Mrs. Evans and Simon are yelling back and forth at each other in the lobby while the rest of us watch on in horror.
“What’s going on?” I ask Tony as I set my groceries down.
“Mrs. Evans is on a tirade because she claims she can hear Isla running around their apartment late at night, and it’s disturbing her, since she’s in the unit below them.”
“She’s not doing anything wrong! She’s five years old, she’s in bed by eight p.m., and you’re delusional and bitter.”
Mrs.

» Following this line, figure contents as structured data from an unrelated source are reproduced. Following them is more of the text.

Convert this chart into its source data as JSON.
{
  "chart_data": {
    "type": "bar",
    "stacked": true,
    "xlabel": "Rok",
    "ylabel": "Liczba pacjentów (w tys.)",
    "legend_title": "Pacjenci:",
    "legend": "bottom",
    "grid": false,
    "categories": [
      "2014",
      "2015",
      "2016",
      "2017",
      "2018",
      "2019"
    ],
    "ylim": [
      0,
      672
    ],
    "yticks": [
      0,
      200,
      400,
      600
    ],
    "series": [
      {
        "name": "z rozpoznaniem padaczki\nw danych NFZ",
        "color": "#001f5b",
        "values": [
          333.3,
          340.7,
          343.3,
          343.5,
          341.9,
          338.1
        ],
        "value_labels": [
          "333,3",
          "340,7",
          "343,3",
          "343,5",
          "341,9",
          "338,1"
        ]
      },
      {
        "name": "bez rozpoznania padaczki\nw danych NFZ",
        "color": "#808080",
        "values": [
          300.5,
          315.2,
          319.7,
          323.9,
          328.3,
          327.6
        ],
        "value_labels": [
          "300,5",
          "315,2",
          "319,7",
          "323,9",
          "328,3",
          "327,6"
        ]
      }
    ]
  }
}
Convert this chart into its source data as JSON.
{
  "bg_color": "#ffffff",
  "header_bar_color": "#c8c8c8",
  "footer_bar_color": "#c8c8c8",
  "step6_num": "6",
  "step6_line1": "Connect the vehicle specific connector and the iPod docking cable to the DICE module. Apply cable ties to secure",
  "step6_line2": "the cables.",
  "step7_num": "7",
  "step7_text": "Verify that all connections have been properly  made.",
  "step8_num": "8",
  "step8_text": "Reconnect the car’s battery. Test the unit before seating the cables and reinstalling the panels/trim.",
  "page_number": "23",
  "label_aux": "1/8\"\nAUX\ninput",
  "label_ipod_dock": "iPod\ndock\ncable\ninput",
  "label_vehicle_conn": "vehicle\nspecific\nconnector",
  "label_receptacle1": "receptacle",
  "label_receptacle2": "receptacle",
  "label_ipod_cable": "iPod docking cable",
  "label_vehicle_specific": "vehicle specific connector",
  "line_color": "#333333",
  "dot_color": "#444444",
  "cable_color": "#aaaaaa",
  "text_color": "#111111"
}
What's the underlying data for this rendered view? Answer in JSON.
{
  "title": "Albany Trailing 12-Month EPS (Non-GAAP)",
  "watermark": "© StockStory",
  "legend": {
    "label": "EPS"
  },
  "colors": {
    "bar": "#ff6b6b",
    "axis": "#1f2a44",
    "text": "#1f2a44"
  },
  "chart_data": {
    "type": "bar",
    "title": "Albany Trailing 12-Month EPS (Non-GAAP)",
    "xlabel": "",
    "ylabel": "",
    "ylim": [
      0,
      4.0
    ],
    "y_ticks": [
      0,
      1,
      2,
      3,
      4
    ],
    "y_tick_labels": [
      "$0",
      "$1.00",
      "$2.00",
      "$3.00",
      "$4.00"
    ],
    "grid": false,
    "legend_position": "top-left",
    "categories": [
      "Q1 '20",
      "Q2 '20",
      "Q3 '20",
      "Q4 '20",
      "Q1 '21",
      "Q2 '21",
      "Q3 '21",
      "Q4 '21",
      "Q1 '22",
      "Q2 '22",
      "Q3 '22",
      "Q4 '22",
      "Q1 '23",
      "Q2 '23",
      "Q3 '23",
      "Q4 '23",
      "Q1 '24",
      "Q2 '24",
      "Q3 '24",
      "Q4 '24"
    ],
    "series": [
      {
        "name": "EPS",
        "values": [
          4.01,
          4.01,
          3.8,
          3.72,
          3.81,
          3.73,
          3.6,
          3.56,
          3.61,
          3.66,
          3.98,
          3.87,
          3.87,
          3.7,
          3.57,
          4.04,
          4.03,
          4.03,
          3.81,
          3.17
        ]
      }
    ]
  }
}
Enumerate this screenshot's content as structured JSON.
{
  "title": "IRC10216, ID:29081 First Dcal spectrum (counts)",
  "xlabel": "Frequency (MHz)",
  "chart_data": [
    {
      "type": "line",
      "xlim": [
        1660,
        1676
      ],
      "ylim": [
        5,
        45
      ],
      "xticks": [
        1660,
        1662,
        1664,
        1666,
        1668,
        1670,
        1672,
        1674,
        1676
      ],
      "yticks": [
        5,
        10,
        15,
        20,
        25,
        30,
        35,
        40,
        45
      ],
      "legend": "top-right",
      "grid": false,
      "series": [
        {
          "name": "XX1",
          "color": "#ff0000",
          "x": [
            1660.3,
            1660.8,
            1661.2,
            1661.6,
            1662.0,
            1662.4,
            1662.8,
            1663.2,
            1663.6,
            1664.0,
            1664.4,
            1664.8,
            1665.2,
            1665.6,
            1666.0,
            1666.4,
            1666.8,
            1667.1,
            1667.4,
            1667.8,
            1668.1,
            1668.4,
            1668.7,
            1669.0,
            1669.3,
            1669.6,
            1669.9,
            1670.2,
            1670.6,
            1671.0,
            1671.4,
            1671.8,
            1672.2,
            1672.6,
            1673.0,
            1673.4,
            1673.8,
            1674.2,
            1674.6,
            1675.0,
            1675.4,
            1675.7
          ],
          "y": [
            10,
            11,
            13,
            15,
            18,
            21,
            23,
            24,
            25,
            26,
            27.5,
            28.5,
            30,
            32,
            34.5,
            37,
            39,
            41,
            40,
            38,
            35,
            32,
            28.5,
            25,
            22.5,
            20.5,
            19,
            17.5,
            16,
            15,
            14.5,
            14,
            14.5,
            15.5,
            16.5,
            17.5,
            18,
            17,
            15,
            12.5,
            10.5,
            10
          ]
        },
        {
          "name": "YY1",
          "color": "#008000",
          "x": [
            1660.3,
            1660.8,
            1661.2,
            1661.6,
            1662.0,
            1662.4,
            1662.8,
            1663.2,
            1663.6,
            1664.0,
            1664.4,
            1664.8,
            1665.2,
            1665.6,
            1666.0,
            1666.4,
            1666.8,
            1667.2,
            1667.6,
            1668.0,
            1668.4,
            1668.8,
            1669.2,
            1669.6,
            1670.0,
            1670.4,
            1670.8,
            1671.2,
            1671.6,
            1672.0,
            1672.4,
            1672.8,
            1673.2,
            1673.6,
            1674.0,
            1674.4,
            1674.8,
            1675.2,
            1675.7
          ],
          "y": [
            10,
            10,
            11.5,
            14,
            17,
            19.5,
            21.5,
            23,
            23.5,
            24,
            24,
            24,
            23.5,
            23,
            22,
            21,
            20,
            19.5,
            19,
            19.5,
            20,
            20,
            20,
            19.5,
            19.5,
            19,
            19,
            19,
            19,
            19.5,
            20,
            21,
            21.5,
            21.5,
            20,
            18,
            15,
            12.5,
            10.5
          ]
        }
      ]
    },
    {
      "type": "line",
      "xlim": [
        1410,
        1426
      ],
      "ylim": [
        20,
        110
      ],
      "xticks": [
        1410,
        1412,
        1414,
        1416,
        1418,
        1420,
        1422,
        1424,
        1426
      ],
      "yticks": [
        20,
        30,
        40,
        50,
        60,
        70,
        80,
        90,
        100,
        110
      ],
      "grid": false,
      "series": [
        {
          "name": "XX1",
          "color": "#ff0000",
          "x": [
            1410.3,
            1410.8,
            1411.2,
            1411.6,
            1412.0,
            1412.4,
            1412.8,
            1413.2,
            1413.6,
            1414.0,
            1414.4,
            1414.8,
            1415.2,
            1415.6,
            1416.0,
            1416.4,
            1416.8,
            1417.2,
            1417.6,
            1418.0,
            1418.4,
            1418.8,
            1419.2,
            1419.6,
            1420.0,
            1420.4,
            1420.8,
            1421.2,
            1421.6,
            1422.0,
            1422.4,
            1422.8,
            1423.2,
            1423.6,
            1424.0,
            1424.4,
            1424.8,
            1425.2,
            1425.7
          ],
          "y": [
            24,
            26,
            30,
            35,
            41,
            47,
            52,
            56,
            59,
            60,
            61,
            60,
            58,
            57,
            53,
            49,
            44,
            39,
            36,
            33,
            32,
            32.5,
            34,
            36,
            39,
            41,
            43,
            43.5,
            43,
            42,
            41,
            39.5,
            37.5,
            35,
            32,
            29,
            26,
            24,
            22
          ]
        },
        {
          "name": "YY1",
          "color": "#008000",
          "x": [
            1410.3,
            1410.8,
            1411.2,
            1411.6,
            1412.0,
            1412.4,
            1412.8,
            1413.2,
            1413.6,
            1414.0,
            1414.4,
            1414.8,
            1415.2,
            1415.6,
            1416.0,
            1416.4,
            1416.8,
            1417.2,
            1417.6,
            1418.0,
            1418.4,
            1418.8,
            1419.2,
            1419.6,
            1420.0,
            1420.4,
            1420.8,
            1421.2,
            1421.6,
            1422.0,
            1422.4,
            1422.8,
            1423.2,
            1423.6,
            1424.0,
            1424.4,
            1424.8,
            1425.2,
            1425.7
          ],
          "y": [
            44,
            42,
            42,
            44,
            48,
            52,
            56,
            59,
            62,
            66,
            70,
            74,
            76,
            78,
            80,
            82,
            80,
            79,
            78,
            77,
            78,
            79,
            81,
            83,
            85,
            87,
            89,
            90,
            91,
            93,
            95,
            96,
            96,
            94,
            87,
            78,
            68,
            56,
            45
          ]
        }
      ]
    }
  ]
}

Evans squares up to Simon with all the fury of an agitated badger. “I know what I hear.”
I see sweet Isla over in the corner by the mailroom on the verge of tears, and I make my way over to her to comfort or distract until this argument blows over.
But I don’t make it even halfway across the room before Mrs. Evans gets me in her sights and decides I’m the new target of her ire.
“And you.” Her lip pulls away from her lined mouth in a snarl.
“Here we go.” Out of the corner of my eye, I see Hendrix standing in the doorway that leads to the hallway his office is down. I steel my spine for whatever vitriol she’s about to spew my way.
“I am so sick and tired of the revolving door of men you have coming in and out of this building.”
My face flames, and I have to work to not glance over at Hendrix. “Slut shaming is very two thousand and two of you, Joyce.”
“Mrs. Evans,” Tony tries to interject and diffuse the tension in the room, but nothing is going to work. She is primed and ready to explode like Mount Vesuvius, and I am Pompeii in the way on her path of destruction.
“Constant strange men–”
“It’s not constant ,” I grumble.
“–in and out of here like I’m living in a brothel! It’s indecent and immoral. They’re probably all criminals, and you’re letting them into this building and endangering us all!”
My eyes finally connect with Hendrix’s, and a muscle ticks in his jaw as he leans against the door frame, taking in the scene and watching me be scolded. I need to end this quickly. I look over at Simon and motion to Isla in the corner.
“Get her out of here.” I turn to Mrs. Evans as Simon gathers up his distraught daughter and leaves. “I don’t think this is the best time to—” She cuts me off before I can get another word out.
“I. Don’t. Care. You parade around here in your skanky clothing?—”
“That’s enough.” Lethal calm is the only way to describe Hendrix’s tone.
I look over at him in surprise, and he looks exactly as he did a few minutes ago: arms crossed over his broad chest and seemingly unaffected, minus the muscle feathering in his jaw.
But there’s a fire in his eyes now as he looks over at Mrs. Evans, and you could hear a pin drop as they face off against each other from opposite sides of the room.
She glances at me and rolls her eyes. “You sleeping with him too?” She glances back to Hendrix. “Word to the wise: don’t get involved with this one.” She hooks her thumb and indicates to me.